Plug More Generators in Faster for Energy Abundance
After a new generator is built, it must be plugged into the rest of the grid before it is able to power homes and compete against existing generation to keep prices low. The process of plugging in a new generator is known as “interconnection.” Unfortunately, the interconnection process takes too long, about 5 years on average. Only about one in five projects even survives the gauntlet. Despite this broken system, there are more than 350 gigawatts of potential generation capacity likely to be interconnected–far more than AI is expected to demand.
The red tape to connect to the electrical grid must be cut to promote affordable electricity and meet the demands of artificial intelligence alongside American industry.
Scholars and the Government Accountability Office have identified problems in electricity markets that slow down connecting generation to the electrical grid. Only Texas seems immune to this challenge, connecting more new capacity and a wider variety of sources than any other grid.

As changes to the Inflation Reduction Act’s subsidies occur, the makeup of these additions will likely shift as subsidies end for renewable sources. The demands of AI have also spurred interest in natural gas projects. Regardless of energy source, however, only in Texas will these projects be quickly connected to the electrical grid to power said data centers.
A major problem for several major electricity markets today are their bloated planning systems, known as capacity markets. The three grids in the eastern US that serve customers from Virginia up to Maine are chief examples of struggling capacity markets. Texas is a leading energy-only market. These capacity markets are a chief cause of delay in interconnection and function more like Soviet-style central planning than real markets. They attempt to reserve electricity capacity for days when demand will be incredibly high. Yet, these are poorly administered and fail to promote serving customers when they actually want electricity.
A better system, like Texas’s, would simply rely on electricity prices to direct investment. Though capacity systems and price systems are the same in the world of blackboard energy economics, the real world has proven too complicated for capacity solutions.
To improve the operation of electrical grids, policymakers have many options. Here are the top recommendations:
Encourage regional grids to move towards Texas-style operations.
Direct grid operators to employ automation and artificial intelligence in expediting interconnection studies.
Direct the Federal Energy Regulatory Commission (FERC) to adopt cost-effective network upgrades and include the role of regional transmission planning.
Direct FERC to host a technical conference and related rulemaking on interconnection rules and the barriers that capacity markets create to quickly connecting more generation capacity.
As part of this conference and rulemaking, FERC must investigate the economic foundations of capacity markets to set boundaries on their operations in practice. The goal is to replace bloated planning with market-driven investments that encourage efficiency, adaptation, and innovation.
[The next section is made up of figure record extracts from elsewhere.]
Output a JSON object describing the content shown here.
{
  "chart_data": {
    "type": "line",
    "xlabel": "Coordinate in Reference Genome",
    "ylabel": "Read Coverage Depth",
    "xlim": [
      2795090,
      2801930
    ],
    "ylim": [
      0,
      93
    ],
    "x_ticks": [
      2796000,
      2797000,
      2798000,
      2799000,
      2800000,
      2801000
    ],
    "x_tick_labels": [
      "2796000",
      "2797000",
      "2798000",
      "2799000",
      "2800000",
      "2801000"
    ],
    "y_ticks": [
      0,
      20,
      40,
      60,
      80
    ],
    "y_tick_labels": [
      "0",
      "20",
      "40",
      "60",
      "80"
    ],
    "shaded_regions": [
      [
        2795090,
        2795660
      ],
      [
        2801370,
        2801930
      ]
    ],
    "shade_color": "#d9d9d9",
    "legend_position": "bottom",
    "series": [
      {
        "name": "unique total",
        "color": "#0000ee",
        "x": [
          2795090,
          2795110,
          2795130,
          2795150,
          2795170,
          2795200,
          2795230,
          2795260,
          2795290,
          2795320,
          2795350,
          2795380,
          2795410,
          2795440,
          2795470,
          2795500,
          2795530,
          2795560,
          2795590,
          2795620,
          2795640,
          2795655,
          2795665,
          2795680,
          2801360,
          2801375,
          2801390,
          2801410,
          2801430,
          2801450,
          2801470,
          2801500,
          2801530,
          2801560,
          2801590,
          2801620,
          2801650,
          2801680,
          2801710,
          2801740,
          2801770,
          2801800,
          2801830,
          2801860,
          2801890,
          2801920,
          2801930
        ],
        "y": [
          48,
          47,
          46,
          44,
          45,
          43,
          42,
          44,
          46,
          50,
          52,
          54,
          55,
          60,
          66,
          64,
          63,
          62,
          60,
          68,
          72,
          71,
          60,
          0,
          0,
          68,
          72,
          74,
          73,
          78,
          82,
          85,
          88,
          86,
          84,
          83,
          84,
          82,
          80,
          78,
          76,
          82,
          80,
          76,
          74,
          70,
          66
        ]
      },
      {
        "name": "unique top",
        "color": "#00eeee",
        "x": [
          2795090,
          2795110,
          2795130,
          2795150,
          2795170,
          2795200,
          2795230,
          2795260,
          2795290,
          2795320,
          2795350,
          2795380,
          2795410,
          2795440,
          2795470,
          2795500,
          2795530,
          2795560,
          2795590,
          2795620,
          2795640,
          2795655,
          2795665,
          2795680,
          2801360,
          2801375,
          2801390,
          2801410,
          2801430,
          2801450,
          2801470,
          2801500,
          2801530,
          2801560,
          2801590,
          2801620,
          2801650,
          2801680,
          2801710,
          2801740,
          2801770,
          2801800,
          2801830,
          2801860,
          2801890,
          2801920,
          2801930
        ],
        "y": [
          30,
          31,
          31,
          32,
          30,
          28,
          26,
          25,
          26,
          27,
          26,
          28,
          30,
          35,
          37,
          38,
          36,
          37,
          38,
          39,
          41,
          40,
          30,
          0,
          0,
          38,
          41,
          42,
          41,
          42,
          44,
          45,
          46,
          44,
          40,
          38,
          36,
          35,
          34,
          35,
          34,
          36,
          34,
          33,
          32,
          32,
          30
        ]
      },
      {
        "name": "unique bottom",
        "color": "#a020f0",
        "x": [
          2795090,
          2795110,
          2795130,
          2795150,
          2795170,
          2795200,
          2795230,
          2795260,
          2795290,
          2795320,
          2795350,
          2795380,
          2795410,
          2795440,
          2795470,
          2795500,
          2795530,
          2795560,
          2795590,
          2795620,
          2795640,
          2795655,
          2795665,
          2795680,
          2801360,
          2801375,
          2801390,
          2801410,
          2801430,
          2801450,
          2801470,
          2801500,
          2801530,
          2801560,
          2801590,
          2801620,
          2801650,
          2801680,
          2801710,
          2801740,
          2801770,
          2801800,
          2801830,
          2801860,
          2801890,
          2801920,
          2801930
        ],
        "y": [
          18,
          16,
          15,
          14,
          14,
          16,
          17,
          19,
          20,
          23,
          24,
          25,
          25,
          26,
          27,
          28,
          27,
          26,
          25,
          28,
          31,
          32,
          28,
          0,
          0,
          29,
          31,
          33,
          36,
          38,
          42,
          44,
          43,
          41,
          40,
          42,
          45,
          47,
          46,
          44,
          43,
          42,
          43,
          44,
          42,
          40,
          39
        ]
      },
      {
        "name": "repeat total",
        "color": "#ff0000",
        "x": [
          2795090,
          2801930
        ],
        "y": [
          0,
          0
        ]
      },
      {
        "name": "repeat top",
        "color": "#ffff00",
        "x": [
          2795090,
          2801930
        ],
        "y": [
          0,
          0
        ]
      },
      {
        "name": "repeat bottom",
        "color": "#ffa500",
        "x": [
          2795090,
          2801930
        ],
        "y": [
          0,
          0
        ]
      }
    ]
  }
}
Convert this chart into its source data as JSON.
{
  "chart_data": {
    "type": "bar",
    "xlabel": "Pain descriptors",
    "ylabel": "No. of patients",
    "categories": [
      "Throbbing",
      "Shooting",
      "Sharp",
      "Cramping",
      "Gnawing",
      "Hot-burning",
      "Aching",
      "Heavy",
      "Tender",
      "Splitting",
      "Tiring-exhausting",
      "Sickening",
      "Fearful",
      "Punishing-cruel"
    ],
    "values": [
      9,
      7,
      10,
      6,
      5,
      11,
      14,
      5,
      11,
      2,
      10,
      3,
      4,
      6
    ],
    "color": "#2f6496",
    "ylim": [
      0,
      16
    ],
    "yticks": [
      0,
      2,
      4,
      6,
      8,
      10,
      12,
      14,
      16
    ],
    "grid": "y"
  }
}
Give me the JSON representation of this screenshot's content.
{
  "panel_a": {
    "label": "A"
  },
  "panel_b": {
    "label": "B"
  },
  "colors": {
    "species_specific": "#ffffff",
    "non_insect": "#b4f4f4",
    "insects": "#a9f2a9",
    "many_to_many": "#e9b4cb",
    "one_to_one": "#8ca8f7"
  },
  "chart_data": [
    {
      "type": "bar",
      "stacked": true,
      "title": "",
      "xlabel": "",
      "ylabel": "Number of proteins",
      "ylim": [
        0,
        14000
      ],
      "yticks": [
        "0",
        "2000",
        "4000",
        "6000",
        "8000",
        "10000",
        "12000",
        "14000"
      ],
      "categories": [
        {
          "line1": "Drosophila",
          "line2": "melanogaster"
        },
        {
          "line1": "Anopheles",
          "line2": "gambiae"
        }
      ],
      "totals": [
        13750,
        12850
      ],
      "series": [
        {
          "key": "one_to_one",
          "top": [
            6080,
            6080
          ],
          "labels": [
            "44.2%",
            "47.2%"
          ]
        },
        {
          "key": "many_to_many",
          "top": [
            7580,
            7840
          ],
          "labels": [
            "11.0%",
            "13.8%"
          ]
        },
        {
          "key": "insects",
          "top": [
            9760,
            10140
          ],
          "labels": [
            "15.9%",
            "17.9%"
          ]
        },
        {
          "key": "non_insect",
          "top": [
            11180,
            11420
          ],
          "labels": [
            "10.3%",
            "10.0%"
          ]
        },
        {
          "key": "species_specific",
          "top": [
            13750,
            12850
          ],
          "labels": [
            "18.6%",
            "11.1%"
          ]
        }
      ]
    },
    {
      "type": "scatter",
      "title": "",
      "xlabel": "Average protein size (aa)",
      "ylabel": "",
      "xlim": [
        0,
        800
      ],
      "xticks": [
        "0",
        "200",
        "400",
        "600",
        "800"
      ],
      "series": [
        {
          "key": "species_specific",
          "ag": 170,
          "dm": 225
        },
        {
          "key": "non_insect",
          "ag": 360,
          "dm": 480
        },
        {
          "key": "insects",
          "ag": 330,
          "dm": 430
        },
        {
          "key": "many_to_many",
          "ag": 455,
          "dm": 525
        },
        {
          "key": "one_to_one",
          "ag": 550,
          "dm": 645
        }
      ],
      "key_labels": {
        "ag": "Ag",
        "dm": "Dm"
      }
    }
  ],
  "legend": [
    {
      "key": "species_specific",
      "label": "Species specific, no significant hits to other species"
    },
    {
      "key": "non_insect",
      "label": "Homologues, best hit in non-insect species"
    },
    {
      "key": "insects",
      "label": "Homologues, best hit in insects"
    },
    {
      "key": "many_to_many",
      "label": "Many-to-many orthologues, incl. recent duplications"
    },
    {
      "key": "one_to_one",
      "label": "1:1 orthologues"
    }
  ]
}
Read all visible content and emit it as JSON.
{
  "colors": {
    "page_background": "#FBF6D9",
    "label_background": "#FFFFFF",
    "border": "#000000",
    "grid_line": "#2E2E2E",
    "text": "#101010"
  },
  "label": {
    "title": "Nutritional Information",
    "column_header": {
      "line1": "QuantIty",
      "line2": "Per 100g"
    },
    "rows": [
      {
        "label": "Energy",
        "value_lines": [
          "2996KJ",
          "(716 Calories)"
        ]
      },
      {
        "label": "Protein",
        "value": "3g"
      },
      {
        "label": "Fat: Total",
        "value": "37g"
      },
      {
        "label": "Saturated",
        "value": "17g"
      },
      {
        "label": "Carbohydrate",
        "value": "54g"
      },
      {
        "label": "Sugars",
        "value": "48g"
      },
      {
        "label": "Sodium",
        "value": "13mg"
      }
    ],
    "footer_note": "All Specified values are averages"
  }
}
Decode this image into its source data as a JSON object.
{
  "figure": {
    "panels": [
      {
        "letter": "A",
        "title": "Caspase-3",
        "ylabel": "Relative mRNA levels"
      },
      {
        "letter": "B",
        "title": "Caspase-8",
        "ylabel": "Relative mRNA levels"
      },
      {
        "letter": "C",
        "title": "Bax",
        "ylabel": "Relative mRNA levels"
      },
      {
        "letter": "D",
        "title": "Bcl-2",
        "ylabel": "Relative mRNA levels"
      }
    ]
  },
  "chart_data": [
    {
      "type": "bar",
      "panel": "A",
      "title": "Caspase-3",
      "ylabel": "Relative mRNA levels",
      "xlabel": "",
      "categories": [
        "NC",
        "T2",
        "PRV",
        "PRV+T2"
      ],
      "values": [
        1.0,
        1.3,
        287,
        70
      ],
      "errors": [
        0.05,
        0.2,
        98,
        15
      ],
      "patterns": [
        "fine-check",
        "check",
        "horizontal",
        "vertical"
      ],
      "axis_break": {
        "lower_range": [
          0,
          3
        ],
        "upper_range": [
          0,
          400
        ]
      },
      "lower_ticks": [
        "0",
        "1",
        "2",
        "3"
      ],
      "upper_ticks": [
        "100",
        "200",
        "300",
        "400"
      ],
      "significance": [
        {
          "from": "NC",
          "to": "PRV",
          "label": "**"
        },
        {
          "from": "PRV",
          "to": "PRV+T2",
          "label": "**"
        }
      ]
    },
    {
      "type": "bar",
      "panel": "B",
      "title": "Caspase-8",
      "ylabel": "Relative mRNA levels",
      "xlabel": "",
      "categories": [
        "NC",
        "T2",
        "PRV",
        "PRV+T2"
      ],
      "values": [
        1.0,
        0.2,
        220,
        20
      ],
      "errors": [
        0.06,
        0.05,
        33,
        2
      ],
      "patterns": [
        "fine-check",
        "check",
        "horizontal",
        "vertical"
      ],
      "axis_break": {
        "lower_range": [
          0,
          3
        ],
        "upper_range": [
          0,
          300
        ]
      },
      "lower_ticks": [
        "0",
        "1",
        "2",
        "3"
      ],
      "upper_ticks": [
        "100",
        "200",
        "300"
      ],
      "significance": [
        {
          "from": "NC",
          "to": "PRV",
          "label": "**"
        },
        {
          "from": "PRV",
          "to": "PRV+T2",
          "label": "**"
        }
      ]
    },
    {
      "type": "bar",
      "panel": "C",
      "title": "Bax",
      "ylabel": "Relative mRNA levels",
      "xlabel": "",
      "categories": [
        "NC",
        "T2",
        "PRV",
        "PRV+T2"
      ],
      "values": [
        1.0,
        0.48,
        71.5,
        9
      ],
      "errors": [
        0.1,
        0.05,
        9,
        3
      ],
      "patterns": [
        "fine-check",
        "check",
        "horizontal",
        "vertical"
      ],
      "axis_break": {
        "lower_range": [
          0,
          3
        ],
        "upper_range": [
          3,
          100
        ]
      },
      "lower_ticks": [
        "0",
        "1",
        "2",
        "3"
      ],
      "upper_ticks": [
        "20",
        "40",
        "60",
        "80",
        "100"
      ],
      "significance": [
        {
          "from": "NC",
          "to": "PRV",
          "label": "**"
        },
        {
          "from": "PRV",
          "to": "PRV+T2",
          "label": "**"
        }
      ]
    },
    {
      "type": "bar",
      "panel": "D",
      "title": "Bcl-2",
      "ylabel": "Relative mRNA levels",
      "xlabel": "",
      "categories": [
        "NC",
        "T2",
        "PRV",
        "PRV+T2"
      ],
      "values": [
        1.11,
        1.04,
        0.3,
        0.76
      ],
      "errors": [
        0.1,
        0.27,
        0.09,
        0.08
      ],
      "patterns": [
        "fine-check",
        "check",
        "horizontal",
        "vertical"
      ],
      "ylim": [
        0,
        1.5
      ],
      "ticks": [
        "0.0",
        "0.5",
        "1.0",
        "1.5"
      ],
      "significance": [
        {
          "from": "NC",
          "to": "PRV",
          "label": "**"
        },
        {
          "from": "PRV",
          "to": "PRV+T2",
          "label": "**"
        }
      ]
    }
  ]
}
Require FERC to submit annual reports on interconnection timelines and how they are speeding up these timelines.
Pass an all-of-the-above permitting reform bill to speed the building of transmission and generation.
The key to low-cost energy that is widely accessible to all is having lots of electricity generators to serve customers. Interconnection processes keep electricity prices high by slowing the addition of new generators just as barriers to new grocery stores would keep food prices high. If Congress enacts rules like these, it will reduce energy costs for the entire country.